Noruz has prehistoric roots that go back long before organised religion. But like many things in Iran, the festival has often been politicised. Murals at Persepolis, the ruined ceremonial capital of the Achaemenid dynasty (550-330 BC), show peoples from across the Persian empire bringing Noruz gifts for the king.
In the years after the 1979 Islamic Revolution, some clerics tried to play down or abolish a festival seen as pagan. But Noruz has become widely accepted as part of the country's heritage. Many haft seen tables have a Koran next to painted eggs and goldfish in a bowl.
Iran's intellectuals, dismayed by the populism of President Mahmoud Ahmadi-Nejad, received good news for Noruz with Friday's release of Akbar Ganji, a dissident journalist, after six years in jail.
Mr Ganji who helped expose the role of senior clerics in the killings of intellectuals in the 1990s and who has also directly criticised Ayatollah Ali Khamenei, Iran's supreme leader promised on release to continue speaking out.

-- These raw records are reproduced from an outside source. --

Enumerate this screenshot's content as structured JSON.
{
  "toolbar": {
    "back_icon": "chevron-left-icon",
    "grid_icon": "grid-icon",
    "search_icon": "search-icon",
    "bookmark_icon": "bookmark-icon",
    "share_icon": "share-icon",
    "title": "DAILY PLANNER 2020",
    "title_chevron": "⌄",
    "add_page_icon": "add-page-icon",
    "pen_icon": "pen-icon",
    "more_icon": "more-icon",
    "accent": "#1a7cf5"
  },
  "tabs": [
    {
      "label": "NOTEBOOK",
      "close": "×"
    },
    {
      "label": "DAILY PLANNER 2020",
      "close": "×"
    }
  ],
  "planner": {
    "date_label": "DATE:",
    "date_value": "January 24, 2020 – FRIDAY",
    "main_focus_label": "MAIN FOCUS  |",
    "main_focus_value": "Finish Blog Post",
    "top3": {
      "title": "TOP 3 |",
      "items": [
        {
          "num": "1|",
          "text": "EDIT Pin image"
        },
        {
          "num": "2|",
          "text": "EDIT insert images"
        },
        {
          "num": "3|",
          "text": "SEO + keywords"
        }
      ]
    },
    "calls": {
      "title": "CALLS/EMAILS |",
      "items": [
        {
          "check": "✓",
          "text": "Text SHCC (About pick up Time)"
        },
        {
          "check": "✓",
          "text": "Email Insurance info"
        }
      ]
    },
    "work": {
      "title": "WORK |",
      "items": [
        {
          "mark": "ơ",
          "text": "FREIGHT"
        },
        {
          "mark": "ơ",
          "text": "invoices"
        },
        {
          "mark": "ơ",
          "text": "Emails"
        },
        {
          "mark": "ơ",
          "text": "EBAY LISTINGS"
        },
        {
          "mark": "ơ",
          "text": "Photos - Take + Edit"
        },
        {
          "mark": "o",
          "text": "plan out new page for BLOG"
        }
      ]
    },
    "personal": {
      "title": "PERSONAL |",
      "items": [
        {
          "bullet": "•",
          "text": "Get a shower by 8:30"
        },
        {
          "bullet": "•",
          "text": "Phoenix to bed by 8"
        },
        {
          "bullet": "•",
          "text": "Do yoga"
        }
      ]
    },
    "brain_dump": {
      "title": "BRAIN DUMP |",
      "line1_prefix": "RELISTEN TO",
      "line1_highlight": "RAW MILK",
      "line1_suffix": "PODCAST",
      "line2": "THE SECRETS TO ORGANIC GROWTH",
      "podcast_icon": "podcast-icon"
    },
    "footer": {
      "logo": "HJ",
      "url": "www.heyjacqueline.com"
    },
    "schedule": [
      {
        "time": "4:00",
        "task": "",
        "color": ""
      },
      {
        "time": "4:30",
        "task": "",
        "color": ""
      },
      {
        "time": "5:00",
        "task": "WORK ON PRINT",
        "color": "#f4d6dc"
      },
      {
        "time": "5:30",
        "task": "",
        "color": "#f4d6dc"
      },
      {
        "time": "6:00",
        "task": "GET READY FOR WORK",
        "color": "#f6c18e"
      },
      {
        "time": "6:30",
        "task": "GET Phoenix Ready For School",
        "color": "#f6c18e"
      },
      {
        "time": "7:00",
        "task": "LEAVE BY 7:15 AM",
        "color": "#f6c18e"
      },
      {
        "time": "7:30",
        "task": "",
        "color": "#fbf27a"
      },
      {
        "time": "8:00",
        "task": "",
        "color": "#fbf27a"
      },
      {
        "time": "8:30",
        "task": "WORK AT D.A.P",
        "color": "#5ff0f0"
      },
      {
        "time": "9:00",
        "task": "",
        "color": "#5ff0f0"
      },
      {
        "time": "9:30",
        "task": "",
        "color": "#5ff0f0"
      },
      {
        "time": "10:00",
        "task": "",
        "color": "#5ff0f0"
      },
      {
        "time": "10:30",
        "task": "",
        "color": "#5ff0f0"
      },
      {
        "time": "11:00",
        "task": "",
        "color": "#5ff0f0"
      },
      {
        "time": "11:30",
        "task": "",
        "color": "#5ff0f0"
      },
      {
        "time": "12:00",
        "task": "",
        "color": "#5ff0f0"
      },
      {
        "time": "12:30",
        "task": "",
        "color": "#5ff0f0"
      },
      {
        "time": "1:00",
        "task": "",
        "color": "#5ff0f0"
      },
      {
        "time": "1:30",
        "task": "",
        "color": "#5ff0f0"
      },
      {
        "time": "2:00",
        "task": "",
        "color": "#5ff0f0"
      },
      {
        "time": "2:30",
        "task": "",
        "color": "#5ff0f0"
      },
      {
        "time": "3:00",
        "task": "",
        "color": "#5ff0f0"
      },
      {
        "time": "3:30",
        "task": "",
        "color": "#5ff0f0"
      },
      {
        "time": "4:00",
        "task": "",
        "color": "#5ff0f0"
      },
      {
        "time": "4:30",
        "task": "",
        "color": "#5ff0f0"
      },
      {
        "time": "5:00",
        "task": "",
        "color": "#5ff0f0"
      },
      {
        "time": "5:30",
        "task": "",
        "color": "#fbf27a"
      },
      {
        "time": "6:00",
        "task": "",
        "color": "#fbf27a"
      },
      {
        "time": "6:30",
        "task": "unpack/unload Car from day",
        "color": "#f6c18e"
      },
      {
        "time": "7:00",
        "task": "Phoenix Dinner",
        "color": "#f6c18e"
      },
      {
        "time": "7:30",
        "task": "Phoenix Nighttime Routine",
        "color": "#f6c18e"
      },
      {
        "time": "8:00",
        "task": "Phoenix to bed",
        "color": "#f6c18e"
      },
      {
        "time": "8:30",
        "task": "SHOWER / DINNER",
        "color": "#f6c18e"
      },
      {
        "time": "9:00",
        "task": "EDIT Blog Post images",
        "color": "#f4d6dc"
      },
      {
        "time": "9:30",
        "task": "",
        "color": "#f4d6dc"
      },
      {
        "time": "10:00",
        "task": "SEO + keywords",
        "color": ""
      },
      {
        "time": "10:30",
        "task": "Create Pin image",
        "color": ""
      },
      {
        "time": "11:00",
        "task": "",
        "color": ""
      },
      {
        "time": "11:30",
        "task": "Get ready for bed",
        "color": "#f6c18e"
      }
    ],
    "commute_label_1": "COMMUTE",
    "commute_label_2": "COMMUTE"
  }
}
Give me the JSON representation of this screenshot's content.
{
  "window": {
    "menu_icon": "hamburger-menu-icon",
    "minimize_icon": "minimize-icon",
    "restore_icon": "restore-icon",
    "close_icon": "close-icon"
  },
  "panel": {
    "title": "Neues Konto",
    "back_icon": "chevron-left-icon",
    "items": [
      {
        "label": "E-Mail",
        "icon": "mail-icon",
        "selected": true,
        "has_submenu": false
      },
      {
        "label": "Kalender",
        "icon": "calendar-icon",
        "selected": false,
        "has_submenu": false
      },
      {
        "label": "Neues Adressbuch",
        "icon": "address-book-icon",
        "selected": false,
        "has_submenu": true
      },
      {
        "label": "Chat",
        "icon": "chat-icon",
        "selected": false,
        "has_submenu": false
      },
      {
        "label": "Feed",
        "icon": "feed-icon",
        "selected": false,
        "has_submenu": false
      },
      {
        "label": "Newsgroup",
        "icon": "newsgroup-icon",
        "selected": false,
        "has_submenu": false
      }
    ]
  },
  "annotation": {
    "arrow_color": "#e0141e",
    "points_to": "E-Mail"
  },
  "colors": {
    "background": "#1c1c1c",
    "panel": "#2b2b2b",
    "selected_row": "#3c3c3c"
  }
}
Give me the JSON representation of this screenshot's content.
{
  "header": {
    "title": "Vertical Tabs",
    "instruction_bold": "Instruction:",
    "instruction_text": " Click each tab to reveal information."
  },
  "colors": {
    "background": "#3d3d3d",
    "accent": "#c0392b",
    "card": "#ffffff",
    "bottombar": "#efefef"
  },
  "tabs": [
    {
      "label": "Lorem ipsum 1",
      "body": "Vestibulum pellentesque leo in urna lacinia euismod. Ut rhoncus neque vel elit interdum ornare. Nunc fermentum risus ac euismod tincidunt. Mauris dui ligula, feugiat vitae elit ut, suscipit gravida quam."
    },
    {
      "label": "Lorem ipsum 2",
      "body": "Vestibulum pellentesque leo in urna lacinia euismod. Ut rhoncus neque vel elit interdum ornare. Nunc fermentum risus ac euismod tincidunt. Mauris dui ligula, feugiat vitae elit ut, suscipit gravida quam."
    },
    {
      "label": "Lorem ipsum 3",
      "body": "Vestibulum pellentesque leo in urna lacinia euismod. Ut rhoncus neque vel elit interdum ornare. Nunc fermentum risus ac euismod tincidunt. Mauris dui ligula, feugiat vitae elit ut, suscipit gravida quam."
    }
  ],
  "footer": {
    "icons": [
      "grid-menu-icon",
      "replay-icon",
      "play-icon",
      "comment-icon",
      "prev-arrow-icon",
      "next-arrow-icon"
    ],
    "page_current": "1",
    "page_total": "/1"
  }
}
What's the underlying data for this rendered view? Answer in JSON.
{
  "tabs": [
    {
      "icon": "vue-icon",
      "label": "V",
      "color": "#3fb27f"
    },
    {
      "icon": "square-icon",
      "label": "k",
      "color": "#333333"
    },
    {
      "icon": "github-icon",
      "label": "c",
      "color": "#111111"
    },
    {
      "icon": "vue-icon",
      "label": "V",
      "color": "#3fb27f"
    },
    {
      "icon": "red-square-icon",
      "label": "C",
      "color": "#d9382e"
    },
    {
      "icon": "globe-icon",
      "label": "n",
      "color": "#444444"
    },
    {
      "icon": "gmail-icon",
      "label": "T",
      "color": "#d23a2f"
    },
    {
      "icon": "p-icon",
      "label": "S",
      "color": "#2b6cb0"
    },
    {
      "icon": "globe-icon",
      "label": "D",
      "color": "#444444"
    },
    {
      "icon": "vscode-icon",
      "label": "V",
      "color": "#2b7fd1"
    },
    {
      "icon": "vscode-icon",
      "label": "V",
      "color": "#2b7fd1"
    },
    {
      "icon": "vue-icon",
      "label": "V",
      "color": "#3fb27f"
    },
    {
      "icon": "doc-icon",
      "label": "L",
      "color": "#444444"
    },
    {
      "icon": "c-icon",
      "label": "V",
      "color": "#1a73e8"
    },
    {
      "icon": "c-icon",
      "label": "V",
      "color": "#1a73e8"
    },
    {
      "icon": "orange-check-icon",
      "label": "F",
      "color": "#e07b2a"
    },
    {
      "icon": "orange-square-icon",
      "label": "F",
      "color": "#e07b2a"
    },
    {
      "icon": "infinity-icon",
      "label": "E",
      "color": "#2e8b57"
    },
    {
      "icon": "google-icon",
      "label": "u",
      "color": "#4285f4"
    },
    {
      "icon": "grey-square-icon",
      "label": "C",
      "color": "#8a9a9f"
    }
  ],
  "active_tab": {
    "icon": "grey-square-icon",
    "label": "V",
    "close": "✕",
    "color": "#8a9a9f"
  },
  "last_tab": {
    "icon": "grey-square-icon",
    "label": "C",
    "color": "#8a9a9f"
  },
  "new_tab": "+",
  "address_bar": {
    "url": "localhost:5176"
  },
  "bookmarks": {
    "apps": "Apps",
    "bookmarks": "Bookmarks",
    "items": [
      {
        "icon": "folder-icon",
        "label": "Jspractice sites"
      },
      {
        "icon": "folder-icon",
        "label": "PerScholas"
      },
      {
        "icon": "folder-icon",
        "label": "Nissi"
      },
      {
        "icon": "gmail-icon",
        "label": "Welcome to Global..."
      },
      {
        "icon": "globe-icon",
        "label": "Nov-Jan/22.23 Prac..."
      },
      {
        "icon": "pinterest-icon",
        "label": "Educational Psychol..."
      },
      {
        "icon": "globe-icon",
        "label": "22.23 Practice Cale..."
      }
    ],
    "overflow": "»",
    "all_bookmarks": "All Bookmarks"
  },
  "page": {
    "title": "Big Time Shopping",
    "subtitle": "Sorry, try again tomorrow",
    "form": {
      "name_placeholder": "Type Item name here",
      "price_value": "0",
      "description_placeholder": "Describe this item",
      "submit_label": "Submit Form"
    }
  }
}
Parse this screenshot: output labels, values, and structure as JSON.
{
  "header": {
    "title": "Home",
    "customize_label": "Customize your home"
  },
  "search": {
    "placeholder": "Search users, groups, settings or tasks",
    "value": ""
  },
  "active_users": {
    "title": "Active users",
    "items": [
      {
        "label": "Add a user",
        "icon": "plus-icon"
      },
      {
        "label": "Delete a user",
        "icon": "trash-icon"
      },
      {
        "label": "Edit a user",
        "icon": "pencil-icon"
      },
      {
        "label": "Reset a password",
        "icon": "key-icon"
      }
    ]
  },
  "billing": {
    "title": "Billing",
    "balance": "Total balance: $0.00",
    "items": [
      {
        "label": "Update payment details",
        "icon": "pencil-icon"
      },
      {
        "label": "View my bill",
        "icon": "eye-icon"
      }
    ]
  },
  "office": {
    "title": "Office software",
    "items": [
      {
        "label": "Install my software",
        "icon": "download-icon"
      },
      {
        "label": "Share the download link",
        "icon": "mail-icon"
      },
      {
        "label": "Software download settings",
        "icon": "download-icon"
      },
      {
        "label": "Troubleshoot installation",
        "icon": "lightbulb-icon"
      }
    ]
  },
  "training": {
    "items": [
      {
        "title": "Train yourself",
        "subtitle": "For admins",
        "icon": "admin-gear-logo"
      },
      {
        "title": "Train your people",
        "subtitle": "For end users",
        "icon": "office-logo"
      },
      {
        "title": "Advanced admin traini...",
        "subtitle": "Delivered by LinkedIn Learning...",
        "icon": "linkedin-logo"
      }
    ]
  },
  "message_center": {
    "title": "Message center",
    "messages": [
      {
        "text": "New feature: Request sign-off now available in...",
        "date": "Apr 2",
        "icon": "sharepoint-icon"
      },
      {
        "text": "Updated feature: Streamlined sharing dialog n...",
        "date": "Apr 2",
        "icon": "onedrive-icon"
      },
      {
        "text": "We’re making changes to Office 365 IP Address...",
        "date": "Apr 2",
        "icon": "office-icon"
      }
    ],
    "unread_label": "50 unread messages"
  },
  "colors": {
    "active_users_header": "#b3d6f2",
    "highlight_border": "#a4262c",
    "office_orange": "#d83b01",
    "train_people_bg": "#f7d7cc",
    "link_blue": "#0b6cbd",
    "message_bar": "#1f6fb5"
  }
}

But ethnic unrest may be of greater concern to the authorities in the new year. The past month has seen further riots in Iran's Kurdish areas, where autonomy in neighbouring Iraq has emboldened illegal Kurdish parties demanding self-rule.
Last Friday, 22 Iranians, mainly officials, were killed in the eastern province of Sistan-Baluchistan after militants in police uniforms flagged down their vehicles. A claim of responsibility was made to al-Arabiyya television by Jundallah, which last year released a video of the al-Qaeda style beheading of an Iranian soldier.
Both Kurds and Baluchis are Sunni Muslims, a minority in mainly Shia Iran. But Khuzestan, the Arab and mainly Shia province in south-west Iran, has seen at least 20 people killed since last June in bombings blamed by the authorities on Arab separatists. Sectarian strife in Iraq has alarmed many, as Iran's ethnic make-up is far more complex than its western neighbour's.
In a Noruz statement issued yesterday, former President Mohammad Khatami appealed for unity among Sunni and Shia, Jews and Zoroastrians, and among the various ethnic groups. He called on all Iranians "in the name of God and for the sake of freedom, progress and justice . . . to deal with darkness, violence and fanaticism".